My hunch: RBC's price target revision is only the beginning. Chances are, the next step is for analysts to start rethinking the high price tag on AT&T shares, and hanging actual sell ratings on the shares.

Amazon: Go with the flow?
In happier price-revision news, RBC had nicer things to say about Amazon.com, upping its 12-month target on that one to $300. Unfortunately, RBC is even more wrong about Amazon.

The company already costs $262 a share, so in a sense, RBC's decision to up its target in keeping with its outperform rating was only logical. However, given that Amazon today costs an astounding 3,123 times earnings (and no, I didn't misplace a decimal), the analyst's suggestion that Amazon should cost even more than it does today, rather than less, defies common sense.
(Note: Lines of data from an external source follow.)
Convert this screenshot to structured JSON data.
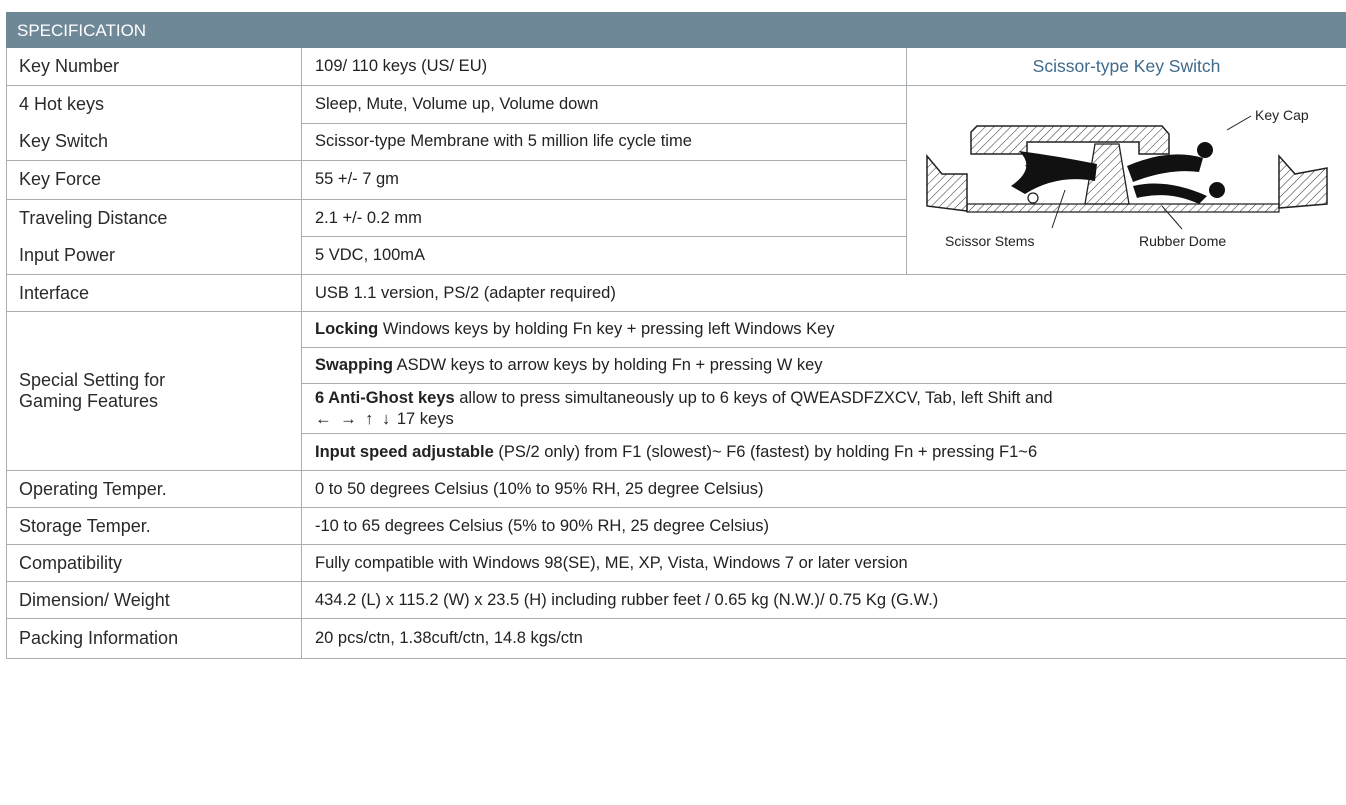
{
  "header": {
    "title": "SPECIFICATION"
  },
  "image": {
    "title": "Scissor-type Key Switch",
    "labels": {
      "key_cap": "Key Cap",
      "scissor_stems": "Scissor Stems",
      "rubber_dome": "Rubber Dome"
    }
  },
  "rows": {
    "key_number": {
      "label": "Key Number",
      "value": "109/ 110 keys (US/ EU)"
    },
    "hot_keys": {
      "label": "4 Hot keys",
      "value": "Sleep, Mute, Volume up, Volume down"
    },
    "key_switch": {
      "label": "Key Switch",
      "value": "Scissor-type Membrane with 5 million life cycle time"
    },
    "key_force": {
      "label": "Key Force",
      "value": "55 +/- 7 gm"
    },
    "traveling": {
      "label": "Traveling Distance",
      "value": "2.1 +/- 0.2 mm"
    },
    "input_power": {
      "label": "Input Power",
      "value": "5 VDC, 100mA"
    },
    "interface": {
      "label": "Interface",
      "value": "USB 1.1 version, PS/2 (adapter required)"
    },
    "special": {
      "label_line1": "Special Setting for",
      "label_line2": "Gaming Features",
      "items": [
        {
          "bold": "Locking",
          "text": " Windows keys by holding Fn key + pressing left Windows Key"
        },
        {
          "bold": "Swapping",
          "text": " ASDW keys to arrow keys by holding Fn + pressing W key"
        },
        {
          "bold": "6 Anti-Ghost keys",
          "text": " allow to press simultaneously up to 6 keys of QWEASDFZXCV, Tab, left Shift and",
          "line2_arrows": "← → ↑ ↓",
          "line2_text": " 17 keys"
        },
        {
          "bold": "Input speed adjustable",
          "text": " (PS/2 only) from F1 (slowest)~ F6 (fastest) by holding Fn + pressing F1~6"
        }
      ]
    },
    "operating": {
      "label": "Operating Temper.",
      "value": "0 to 50 degrees Celsius (10% to 95% RH, 25 degree Celsius)"
    },
    "storage": {
      "label": "Storage Temper.",
      "value": "-10 to 65 degrees Celsius (5% to 90% RH, 25 degree Celsius)"
    },
    "compat": {
      "label": "Compatibility",
      "value": "Fully compatible with Windows 98(SE), ME, XP, Vista, Windows 7 or later version"
    },
    "dimension": {
      "label": "Dimension/ Weight",
      "value": "434.2 (L) x 115.2 (W) x 23.5 (H) including rubber feet / 0.65 kg (N.W.)/ 0.75 Kg (G.W.)"
    },
    "packing": {
      "label": "Packing Information",
      "value": "20 pcs/ctn, 1.38cuft/ctn, 14.8 kgs/ctn"
    }
  }
}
Now it's true -- like AT&T, Amazon is a superb cash generator. Over the past year, it's produced more than $1 billion in real free cash flow. But that still leaves us looking here at a company trading for a triple-digit price-to-free-cash-flow ratio (112), but only a double-digit growth rate (32.5% projected annual growth over the next five years).

My take: Amazon.com is a terrific company, and a wonderful business... with a terrible stock price. Whatever the analysts might say, your best bet is to stay away.

Is it too late to LogMeIn?
And finally, we come to the only honest-to-goodness buy rating in today's column: remote access software maker LogMeIn. This morning, Northland Securities initiated coverage of the company with an outperform rating and a $28 price target. Investors seem to like the idea, sending LogMeIn up as much as 11% on the news.

But isn't LogMeIn, like Amazon, simply too expensive to touch?

I don't think so. (In fact, I own the stock myself). While it's true that at 178 times earnings, LogMeIn looks dreadfully expensive, it's also true that LogMeIn is yet another of those fabulous businesses that -- like AT&T, and like Amazon -- generates far more cash than its income statement lets on. Belying the company's $3.4 million in trailing "net profits," LogMeIn's cash flow statement shows that the company actually generated some $26.6 million in real cash profits over the past year.

Now, when you compare this number to the company's $368 million enterprise value, it works out to an EV/FCF ratio of just 13.8 -- entirely reasonable given that most analysts expect LogMeIn to grow its profits at a rate in excess of 22% per year over the next five years.

In short, LogMeIn shares, up 11% on news of today's analyst endorsement, could still have quite a ways to run.